Ahead of the latest Guild Wars 2: End Of Dragons beta test we got to go hands-on with the final three specializations set to land as we make land in Cantha. With the aid of some experienced ArenaNet developers, Gamespace got in the dam robot and took the Mechanist for a spin.
Wielding an impressive new mace and sporting a new companion, the Mechanist is the newest specialization to take Engineers in a new direction and, according to Arenanet, hopefully, bringing a bit more accessibility to the class. Engineers have, outside of the old bunker meta, been something of difficult class to play well. The Scrapper and Holosmith might have established metas of their own but the Engineer has a bunch of rotations and a ton of capability that need to align to get the best out of this class. Sidestepping a little closer to the pet orientated Ranger, the Mechanist takes some of the established pet systems and gives them an innovative new twist for the End of Dragons expansion.
It feels a little off to be talking about the addition of the mace as a new weapon as the skillset that comes with this is designed to support players. The three primary skills that accompany this weapon are an interesting choice that provides plenty of flexibility to Engineers looking to jump in and out of the frey, without pushing players in any particular direction. The opening gambit of Mace Strike, Smash, and Blast seem to suggest that this new addition to the Engineer’s toolkit is aimed at creating confusion and vulnerability, but not exactly standing center stage in the fight.
That might be an issue if it wasn’t for the mechanist’s crowning achievement, the Jade Mech. A fusion of Canthan and Tyrian tech, this battle platform is an attempt by ArenaNet to create a set of systems that are inspired by the Ranger pet but do not undermine it. Informing almost every other part of this build, The mech streamlines this new specialization and allows players to get to grips with blowing away the opposition without having to tweak their toolkits.
As we’ve already discussed, the Mechanist dispenses with tools that you’d normally expect from a tinkerer and instead takes a slightly less direct approach for these active skills. As one of the lat classes to get Signets, granting this mech commander a range of knock backs and shields that add benefits not jsut to their mech but any party members in range. What’s really ingenious about this new setup is that the mech does not take up an active ally slot but still gets a bunch of the benefits. Largely these allow a good mx of heals, barrier, and knock backs to keep everyone alive, with the ultimate Jade Buster Cannon beam linked to the Overclock Signet. While most of the signets fall into the more passive area of combat support, this disastrously powerful beam weapon will track a target from wherever a mech stands, sweeping through anything in its path and potentially making for some awesome plays in PvP.
The Jade Mech might actually seem familiar to seasoned Rangers. This amalgamation of metals, minerals, and magic inherits the same control interface Rangers are used to but rather than select from a wild nest of different pets, Mechanists get a slightly different way of taking on the action. Mechanists might just get one machine to call on but they move many of the toolkit style configurations out to the mech itself. With just one weapons platform and a whole host of options, picking and choosing from the Mechanist’s trait line is an essential task. Each of the major traits in this new configuration directly influences which active skill a mech might use, even going as far as modifying the physical weapons it carries.
This is all very cool and adds a ton of customization to the Mechanist’s gameplay.
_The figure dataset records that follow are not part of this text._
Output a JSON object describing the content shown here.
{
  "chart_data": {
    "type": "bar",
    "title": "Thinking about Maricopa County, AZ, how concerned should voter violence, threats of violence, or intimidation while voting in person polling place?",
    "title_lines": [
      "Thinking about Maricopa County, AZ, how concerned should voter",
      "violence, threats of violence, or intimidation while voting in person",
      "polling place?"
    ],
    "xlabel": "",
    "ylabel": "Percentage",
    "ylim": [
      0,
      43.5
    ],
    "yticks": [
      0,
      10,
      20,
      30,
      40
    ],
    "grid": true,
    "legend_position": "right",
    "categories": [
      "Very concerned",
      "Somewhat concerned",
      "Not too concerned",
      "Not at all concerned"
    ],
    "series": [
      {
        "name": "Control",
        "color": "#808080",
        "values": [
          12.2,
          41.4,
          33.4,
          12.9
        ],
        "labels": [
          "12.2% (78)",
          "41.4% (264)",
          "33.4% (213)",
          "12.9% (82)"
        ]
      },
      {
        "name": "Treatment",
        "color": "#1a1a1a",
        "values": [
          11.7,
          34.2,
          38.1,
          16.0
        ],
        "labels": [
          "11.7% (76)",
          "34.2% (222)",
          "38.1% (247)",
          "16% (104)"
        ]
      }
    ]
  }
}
While it makes things distinctly easier to manage, that doesn’t say a whole lot about the abilities on offer. While you can take a quick glimpse at all three traits and abilities available when things go live next week, let’s just say they all work together to give your mech a solid mix of support and destruction. You might notice that the mechanist has a bunch of Alacrity and damage dealing possibilities when you get hands on, but equally it can swap out to simply be a companion during solo runs. Taking a step back from the ranged rotation of the core Engineer or the frontline support of a Scrapper, the Mechanist feels more this powerhouse has the ability to drop a ton of DPS with the right build without having to go running for support when things get too tough. If you’re looking for a solo DPS experience without having to worry about being a glass cannon then the Mechanist is definitely worth a look, even if we don’t actually get a chance to get in the dam mech.